Acupuncture is one of the oldest, most commonly used forms of medicine in the world. Originating in China more than 2,500 years ago, acupuncture is currently one of the most thoroughly researched, practiced, and respected forms of complementary medicine available anywhere.
The many benefits of acupuncture include:
- Pain reduction
- Stress and tension relief
- Increased energy levels
- Stronger digestion
- Relief from bad habits and addictions
- Greater sense of overall health and well-being
According to the World Health Organization the following ailments and conditions generally respond well to Acupuncture:
- Muscle strains, pain
- Joint pain
- Acute & Chronic neck/back pain
- Irregular menstruation, painful menstruation
- Constipation & diarrhea
- Post-stroke paralysis
- Addictions – overeating, smoking & drug dependence
Q: Is acupuncture safe?
A: The U.S. Food and Drug Administration (FDA) approved acupuncture needles for use by licensed practitioners in 1996. For safety purposes, the FDA requires that sterile, nontoxic needles be used and that they be labeled for single use by qualified practitioners only.
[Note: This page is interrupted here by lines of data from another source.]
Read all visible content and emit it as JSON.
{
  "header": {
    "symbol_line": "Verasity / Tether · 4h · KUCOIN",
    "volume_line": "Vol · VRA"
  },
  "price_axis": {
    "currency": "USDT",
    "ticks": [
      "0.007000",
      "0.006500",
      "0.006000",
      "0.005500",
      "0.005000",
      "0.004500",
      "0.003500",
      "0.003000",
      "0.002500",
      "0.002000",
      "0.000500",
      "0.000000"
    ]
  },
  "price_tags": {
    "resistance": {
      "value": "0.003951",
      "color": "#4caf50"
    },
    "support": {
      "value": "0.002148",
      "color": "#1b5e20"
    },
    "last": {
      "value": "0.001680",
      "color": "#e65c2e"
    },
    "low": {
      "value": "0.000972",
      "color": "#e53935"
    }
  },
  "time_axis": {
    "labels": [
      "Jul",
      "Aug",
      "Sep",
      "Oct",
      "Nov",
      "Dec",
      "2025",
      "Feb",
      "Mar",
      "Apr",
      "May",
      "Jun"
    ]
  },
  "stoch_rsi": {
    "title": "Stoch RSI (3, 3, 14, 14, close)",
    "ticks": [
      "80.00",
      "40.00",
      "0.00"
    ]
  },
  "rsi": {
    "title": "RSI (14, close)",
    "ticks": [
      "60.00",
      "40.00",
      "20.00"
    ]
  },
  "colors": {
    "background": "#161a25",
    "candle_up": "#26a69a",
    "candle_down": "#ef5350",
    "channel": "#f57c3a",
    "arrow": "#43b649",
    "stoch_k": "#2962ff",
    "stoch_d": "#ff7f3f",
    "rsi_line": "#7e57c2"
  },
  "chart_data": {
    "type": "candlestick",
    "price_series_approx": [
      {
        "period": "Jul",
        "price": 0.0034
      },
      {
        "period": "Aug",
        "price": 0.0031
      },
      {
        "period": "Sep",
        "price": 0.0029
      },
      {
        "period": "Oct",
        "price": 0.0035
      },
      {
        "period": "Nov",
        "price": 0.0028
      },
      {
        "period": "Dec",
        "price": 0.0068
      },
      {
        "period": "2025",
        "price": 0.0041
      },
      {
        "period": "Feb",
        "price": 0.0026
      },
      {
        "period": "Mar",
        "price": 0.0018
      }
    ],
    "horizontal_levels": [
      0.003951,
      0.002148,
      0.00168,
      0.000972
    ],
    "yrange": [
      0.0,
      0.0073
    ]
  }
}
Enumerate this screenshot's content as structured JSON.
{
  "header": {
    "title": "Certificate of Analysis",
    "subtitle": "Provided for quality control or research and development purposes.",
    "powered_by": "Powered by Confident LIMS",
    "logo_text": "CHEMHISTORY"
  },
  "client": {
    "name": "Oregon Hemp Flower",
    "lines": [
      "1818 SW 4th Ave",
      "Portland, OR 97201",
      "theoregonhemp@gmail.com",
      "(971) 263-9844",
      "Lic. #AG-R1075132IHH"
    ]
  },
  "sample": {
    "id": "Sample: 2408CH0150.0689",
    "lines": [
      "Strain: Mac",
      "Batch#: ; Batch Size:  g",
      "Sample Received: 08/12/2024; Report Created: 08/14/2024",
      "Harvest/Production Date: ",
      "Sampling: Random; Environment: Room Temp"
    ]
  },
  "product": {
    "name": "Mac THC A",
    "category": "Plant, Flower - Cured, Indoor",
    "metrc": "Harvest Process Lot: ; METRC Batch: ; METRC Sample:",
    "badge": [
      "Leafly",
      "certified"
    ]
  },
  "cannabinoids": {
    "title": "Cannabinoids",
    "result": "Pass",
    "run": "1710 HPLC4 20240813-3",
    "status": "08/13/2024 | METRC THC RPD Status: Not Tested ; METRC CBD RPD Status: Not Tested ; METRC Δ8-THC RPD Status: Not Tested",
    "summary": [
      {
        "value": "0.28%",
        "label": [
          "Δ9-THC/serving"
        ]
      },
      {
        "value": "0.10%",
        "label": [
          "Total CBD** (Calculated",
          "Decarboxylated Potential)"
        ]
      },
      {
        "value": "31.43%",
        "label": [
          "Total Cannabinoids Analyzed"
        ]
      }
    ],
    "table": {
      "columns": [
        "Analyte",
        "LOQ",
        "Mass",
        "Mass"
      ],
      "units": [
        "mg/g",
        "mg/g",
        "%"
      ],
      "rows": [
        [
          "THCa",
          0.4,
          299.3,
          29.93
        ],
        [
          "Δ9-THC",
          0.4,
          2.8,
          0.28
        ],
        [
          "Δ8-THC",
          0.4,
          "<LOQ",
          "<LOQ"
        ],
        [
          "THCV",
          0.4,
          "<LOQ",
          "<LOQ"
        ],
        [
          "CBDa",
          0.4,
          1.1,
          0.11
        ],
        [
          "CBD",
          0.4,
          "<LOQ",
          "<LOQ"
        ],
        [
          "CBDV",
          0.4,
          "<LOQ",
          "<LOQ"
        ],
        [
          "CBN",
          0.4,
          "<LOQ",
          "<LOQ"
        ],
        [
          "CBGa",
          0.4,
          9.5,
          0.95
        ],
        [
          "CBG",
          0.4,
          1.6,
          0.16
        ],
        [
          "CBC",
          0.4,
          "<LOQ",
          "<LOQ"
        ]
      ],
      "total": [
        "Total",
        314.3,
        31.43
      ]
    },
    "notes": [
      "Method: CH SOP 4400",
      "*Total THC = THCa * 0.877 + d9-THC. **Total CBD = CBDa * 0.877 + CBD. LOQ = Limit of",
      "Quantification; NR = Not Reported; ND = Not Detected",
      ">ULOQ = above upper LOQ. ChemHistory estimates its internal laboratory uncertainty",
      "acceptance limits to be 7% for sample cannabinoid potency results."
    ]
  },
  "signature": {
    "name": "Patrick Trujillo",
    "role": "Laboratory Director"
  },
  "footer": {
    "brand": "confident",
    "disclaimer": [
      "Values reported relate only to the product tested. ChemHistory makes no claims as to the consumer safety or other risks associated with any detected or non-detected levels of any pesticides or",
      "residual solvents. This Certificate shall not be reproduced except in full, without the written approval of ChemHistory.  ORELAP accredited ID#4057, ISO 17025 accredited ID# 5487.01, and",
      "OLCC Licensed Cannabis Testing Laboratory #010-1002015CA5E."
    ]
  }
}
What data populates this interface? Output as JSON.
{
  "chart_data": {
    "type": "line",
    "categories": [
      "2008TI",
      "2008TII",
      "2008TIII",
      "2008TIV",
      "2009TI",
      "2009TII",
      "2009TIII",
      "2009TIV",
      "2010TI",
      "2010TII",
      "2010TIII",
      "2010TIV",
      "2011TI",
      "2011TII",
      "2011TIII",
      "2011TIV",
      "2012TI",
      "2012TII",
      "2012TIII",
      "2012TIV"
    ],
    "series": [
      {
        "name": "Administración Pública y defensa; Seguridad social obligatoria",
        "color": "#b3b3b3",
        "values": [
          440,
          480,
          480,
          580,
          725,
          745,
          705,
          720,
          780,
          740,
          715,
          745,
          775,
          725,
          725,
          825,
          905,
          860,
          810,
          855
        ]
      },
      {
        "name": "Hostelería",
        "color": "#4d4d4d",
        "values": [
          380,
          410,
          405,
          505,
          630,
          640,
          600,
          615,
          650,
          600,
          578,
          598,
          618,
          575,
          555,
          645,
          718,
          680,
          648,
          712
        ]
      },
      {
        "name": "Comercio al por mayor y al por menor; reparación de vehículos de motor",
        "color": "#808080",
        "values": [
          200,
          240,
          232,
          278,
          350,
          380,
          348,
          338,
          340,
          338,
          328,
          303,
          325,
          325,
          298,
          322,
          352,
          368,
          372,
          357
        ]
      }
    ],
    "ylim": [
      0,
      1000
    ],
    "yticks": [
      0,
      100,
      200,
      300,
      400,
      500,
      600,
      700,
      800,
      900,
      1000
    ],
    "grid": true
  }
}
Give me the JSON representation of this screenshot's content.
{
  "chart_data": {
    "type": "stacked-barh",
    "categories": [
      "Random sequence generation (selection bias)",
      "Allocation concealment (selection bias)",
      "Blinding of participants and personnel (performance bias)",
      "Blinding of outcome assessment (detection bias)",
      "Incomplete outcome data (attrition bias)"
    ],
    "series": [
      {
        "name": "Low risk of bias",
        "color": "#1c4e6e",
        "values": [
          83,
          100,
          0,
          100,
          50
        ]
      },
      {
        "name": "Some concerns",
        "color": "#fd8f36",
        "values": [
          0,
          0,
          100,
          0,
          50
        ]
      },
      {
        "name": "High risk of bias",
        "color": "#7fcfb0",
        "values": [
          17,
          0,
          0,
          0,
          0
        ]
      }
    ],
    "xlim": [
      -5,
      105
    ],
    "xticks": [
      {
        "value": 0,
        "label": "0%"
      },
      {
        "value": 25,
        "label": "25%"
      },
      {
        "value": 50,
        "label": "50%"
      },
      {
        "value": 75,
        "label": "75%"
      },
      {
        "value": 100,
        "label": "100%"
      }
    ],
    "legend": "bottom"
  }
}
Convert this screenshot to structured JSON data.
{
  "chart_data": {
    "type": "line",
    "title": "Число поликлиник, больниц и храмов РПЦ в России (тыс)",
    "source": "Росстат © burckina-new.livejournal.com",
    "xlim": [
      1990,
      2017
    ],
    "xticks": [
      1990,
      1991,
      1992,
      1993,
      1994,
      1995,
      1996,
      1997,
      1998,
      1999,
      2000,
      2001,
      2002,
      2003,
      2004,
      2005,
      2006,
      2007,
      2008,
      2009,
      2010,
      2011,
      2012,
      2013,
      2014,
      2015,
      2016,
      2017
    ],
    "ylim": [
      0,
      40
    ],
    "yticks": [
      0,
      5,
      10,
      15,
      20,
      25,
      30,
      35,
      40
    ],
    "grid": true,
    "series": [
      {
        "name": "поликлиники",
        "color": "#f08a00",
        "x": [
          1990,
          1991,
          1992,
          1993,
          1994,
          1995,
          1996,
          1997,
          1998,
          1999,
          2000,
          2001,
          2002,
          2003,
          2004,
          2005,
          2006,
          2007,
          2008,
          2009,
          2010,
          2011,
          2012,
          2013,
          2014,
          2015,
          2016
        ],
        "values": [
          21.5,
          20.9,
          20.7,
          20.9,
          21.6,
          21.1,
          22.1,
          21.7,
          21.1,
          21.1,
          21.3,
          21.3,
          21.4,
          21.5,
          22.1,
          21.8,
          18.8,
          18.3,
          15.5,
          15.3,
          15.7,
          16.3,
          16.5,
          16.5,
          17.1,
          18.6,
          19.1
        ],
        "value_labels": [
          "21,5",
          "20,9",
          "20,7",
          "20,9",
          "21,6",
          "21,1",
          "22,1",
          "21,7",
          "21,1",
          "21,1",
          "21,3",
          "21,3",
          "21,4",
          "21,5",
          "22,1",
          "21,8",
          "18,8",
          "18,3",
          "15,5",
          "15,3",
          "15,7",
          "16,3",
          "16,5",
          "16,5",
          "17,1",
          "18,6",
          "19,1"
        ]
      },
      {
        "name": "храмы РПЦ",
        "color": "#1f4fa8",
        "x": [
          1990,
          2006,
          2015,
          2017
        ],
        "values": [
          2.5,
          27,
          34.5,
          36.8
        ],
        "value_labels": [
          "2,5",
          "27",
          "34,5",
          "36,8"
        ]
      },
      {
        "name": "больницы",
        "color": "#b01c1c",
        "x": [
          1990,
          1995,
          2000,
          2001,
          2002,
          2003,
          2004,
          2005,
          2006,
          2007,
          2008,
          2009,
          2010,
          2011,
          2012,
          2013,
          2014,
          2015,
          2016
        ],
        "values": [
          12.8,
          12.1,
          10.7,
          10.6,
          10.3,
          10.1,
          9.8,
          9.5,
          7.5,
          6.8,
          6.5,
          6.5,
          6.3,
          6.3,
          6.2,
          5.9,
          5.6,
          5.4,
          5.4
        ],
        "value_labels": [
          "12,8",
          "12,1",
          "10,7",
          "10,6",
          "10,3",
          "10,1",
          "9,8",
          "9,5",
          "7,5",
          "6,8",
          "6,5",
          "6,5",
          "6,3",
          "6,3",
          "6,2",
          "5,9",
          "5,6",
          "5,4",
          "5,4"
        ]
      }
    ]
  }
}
This means they are disposed of in a medical waste container after one insertion.
Q: Does acupuncture hurt?
A: Because acupuncture needles are extremely fine and flexible, most people do not experience discomfort when they are inserted. When Qi has been influenced, a sensation may be felt such as a tingling, heaviness , a sucking, or a slight flow of energy. The most common experience during treatment is a deep sense of relaxation and well-being.
Q: What should I do before an acupuncture treatment?
A: Please wear comfortable, loose fitted clothing that can be rolled up, as access to the abdomen, back, arms, & legs is needed. Also, make sure to have a snack and some water before coming in for a treatment!
Q: What is Qi (Pronounced chee)?
A: Qi is a Chinese term for vital energy or life force. In traditional Chinese medicine, Qi is believed to regulate a person’s spiritual, emotional, mental, and physical balance, and to be influenced by the opposing forces of yin and yang.
Q: How often will I need acupuncture?
A: A typical regiment consists of 1-2 treatments a week, for several weeks. Once results are achieved, the treatments can be less frequent.
Q: How many treatments are needed?
A: No two conditions or people respond exactly the same. The number of treatments required will vary depending on the severity, overall health of the patient, length of time you have suffered from the condition and nature of the condition. Your practitioner will be able to determine how many treatments are needed not only based on your individual health evaluation but on your willingness to participate in the process/progress of healing your own body.
Q: What happens during a treatment?
A: The acupuncturist will spend 60-90 minutes during the first consult, asking about your complaint, such as how long you’ve had the problem, your current symptoms, your health history, your diet, your sleeping habits and bowel movements and other information that may seem irrelevant to you – just remember that TCM is a holistic medical system that recognizes the link between body, mind and emotions. Your physical ailment may well have an emotional component too.
Depending on your problem you will lie on the treatment table face down, or on your back, or on one side. Usually 4-25 acupuncture points are selected. The most common points are on your arms below your elbows, on your legs below your knees and along either side of your spine from your neck to your sacrum. Each point is swabbed with alcohol before the needle is inserted.
The acupuncturist may ask you to report any sensations of tingling or warmth around the site of the needles. These sensations indicate that the point has been correctly located. Generally, the needles are left in place for about 20 minutes, but painful conditions may need longer treatment time. A common acupuncture benefit is that it’s usually very relaxing – all you have to do is lie still and it’s quite common for people to fall asleep during their treatment.
When you return for subsequent treatments–they will only last about 35-40 minutes.
Q: How should I feel during acupuncture?
A: People experience acupuncture differently, but most feel no pain or minimal pain. Some people are energized by treatment, while others feel deep relaxation. If you experience that type of deep relaxation, numbness, or heaviness it is known as “Deqi” (pronounced duh chee) and is a sign the treatment is working properly.
Q: How do I choose an Acupuncturist?
A: The National Certification Commission of Acupuncture and Oriental Medicine (NCCAOM) certifies an Acupuncturist after completing an accredited Acupuncture and Oriental Medicine Program. Look for this certification on a practitioner’s credential list and website.